Cancer suppression and size evolved together

As whales evolved to become gigantic, the genetic changes needed to accomplish the feat were accompanied by others that drastically reduced the primary danger of growing huge: cancer.

That’s the conclusion reached by a team of researchers led by Marc Tollis of the Biodesign Institute at Arizona State University in the US and published in the journal Molecular Biology and Evolution.

In some respects, the risk of cell mutations that develop into cancer is a brute numbers game, broadly conditional on the number of cells in any given organism, not merely at any given moment, but across lifespan.

Large whales, such as the blue (Balaenoptera musculus) and the humpback (Megaptera novaeangliae), have around 1000-times more cells than a human and can live for 90 years or more. On the figures, therefore, they should be particularly susceptible to cancer.

However, as far as scientists have been able to determine, they are not. Indeed, all gigantic mammals – elephants, for instance – appear to have lower rates of cancer than their cell counts should suggest.

This situation, acknowledged for years, is known as Peto’s Paradox, named after a researcher who in 1975 showed that an increase in cancer occurrences in mammals as they age was due to the cumulative effects of lifetime dose and not any intrinsic effect of ageing.

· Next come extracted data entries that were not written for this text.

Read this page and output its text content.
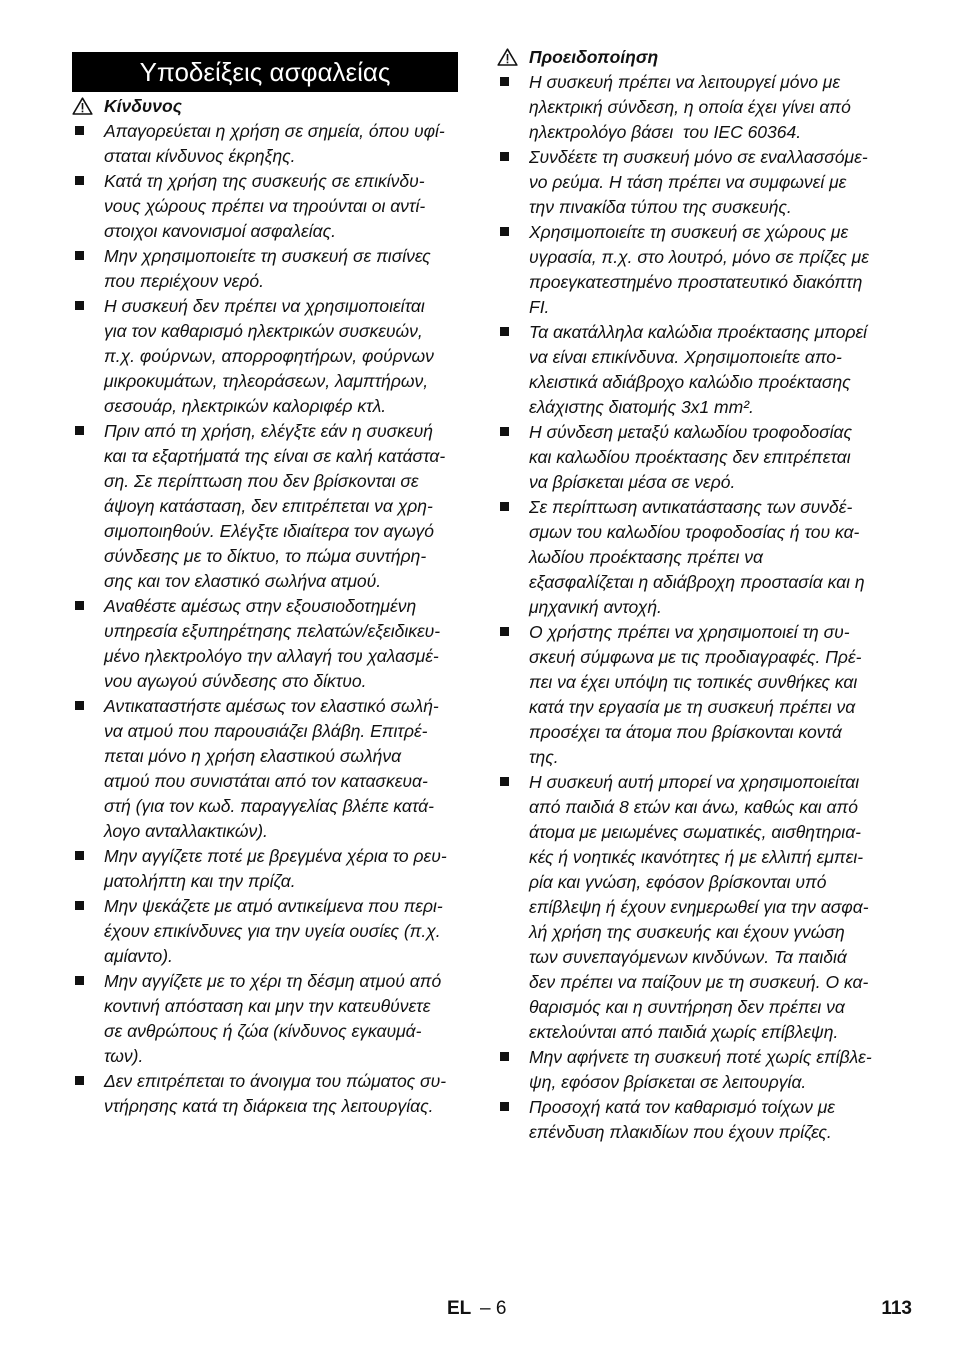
Υποδείξεις ασφαλείας
Κίνδυνος
Απαγορεύεται η χρήση σε σημεία, όπου υφί-
σταται κίνδυνος έκρηξης.
Κατά τη χρήση της συσκευής σε επικίνδυ-
νους χώρους πρέπει να τηρούνται οι αντί-
στοιχοι κανονισμοί ασφαλείας.
Μην χρησιμοποιείτε τη συσκευή σε πισίνες
που περιέχουν νερό.
Η συσκευή δεν πρέπει να χρησιμοποιείται
για τον καθαρισμό ηλεκτρικών συσκευών,
π.χ. φούρνων, απορροφητήρων, φούρνων
μικροκυμάτων, τηλεοράσεων, λαμπτήρων,
σεσουάρ, ηλεκτρικών καλοριφέρ κτλ.
Πριν από τη χρήση, ελέγξτε εάν η συσκευή
και τα εξαρτήματά της είναι σε καλή κατάστα-
ση. Σε περίπτωση που δεν βρίσκονται σε
άψογη κατάσταση, δεν επιτρέπεται να χρη-
σιμοποιηθούν. Ελέγξτε ιδιαίτερα τον αγωγό
σύνδεσης με το δίκτυο, το πώμα συντήρη-
σης και τον ελαστικό σωλήνα ατμού.
Αναθέστε αμέσως στην εξουσιοδοτημένη
υπηρεσία εξυπηρέτησης πελατών/εξειδικευ-
μένο ηλεκτρολόγο την αλλαγή του χαλασμέ-
νου αγωγού σύνδεσης στο δίκτυο.
Αντικαταστήστε αμέσως τον ελαστικό σωλή-
να ατμού που παρουσιάζει βλάβη. Επιτρέ-
πεται μόνο η χρήση ελαστικού σωλήνα
ατμού που συνιστάται από τον κατασκευα-
στή (για τον κωδ. παραγγελίας βλέπε κατά-
λογο ανταλλακτικών).
Μην αγγίζετε ποτέ με βρεγμένα χέρια το ρευ-
ματολήπτη και την πρίζα.
Μην ψεκάζετε με ατμό αντικείμενα που περι-
έχουν επικίνδυνες για την υγεία ουσίες (π.χ.
αμίαντο).
Μην αγγίζετε με το χέρι τη δέσμη ατμού από
κοντινή απόσταση και μην την κατευθύνετε
σε ανθρώπους ή ζώα (κίνδυνος εγκαυμά-
των).
Δεν επιτρέπεται το άνοιγμα του πώματος συ-
ντήρησης κατά τη διάρκεια της λειτουργίας.
Προειδοποίηση
Η συσκευή πρέπει να λειτουργεί μόνο με
ηλεκτρική σύνδεση, η οποία έχει γίνει από
ηλεκτρολόγο βάσει  του IEC 60364.
Συνδέετε τη συσκευή μόνο σε εναλλασσόμε-
νο ρεύμα. Η τάση πρέπει να συμφωνεί με
την πινακίδα τύπου της συσκευής.
Χρησιμοποιείτε τη συσκευή σε χώρους με
υγρασία, π.χ. στο λουτρό, μόνο σε πρίζες με
προεγκατεστημένο προστατευτικό διακόπτη
FI.
Τα ακατάλληλα καλώδια προέκτασης μπορεί
να είναι επικίνδυνα. Χρησιμοποιείτε απο-
κλειστικά αδιάβροχο καλώδιο προέκτασης
ελάχιστης διατομής 3x1 mm².
Η σύνδεση μεταξύ καλωδίου τροφοδοσίας
και καλωδίου προέκτασης δεν επιτρέπεται
να βρίσκεται μέσα σε νερό.
Σε περίπτωση αντικατάστασης των συνδέ-
σμων του καλωδίου τροφοδοσίας ή του κα-
λωδίου προέκτασης πρέπει να
εξασφαλίζεται η αδιάβροχη προστασία και η
μηχανική αντοχή.
Ο χρήστης πρέπει να χρησιμοποιεί τη συ-
σκευή σύμφωνα με τις προδιαγραφές. Πρέ-
πει να έχει υπόψη τις τοπικές συνθήκες και
κατά την εργασία με τη συσκευή πρέπει να
προσέχει τα άτομα που βρίσκονται κοντά
της.
Η συσκευή αυτή μπορεί να χρησιμοποιείται
από παιδιά 8 ετών και άνω, καθώς και από
άτομα με μειωμένες σωματικές, αισθητηρια-
κές ή νοητικές ικανότητες ή με ελλιπή εμπει-
ρία και γνώση, εφόσον βρίσκονται υπό
επίβλεψη ή έχουν ενημερωθεί για την ασφα-
λή χρήση της συσκευής και έχουν γνώση
των συνεπαγόμενων κινδύνων. Τα παιδιά
δεν πρέπει να παίζουν με τη συσκευή. Ο κα-
θαρισμός και η συντήρηση δεν πρέπει να
εκτελούνται από παιδιά χωρίς επίβλεψη.
Μην αφήνετε τη συσκευή ποτέ χωρίς επίβλε-
ψη, εφόσον βρίσκεται σε λειτουργία.
Προσοχή κατά τον καθαρισμό τοίχων με
επένδυση πλακιδίων που έχουν πρίζες.
EL – 6	113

In the latest research, Tollis and colleagues constructed – for the first time – the complete genome of a humpback whale, and then compared it to existing genomes for 10 other species.

The results confirmed earlier research that found that gigantism is linked to the duplication of many genes that are associated with cell function, DNA repair and ageing. 

Bowhead whales (Balaena mysticetus), for instance, have been estimated to live for at least 200 years, and their genome shows positive selection of a gene called ERCC1, which is an important component of the DNA repair pathway. The species also has duplications in other genes that influence gene repair and cellular growth.

Similar duplications were found in the genomes of other species.

“Altogether, these results suggest that the genomes of larger and longer-lived mammals may hold the key to multiple mechanisms for suppressing cancer, and as the largest animals on Earth, whales make very promising sources of insight for cancer suppression research,” the researchers write.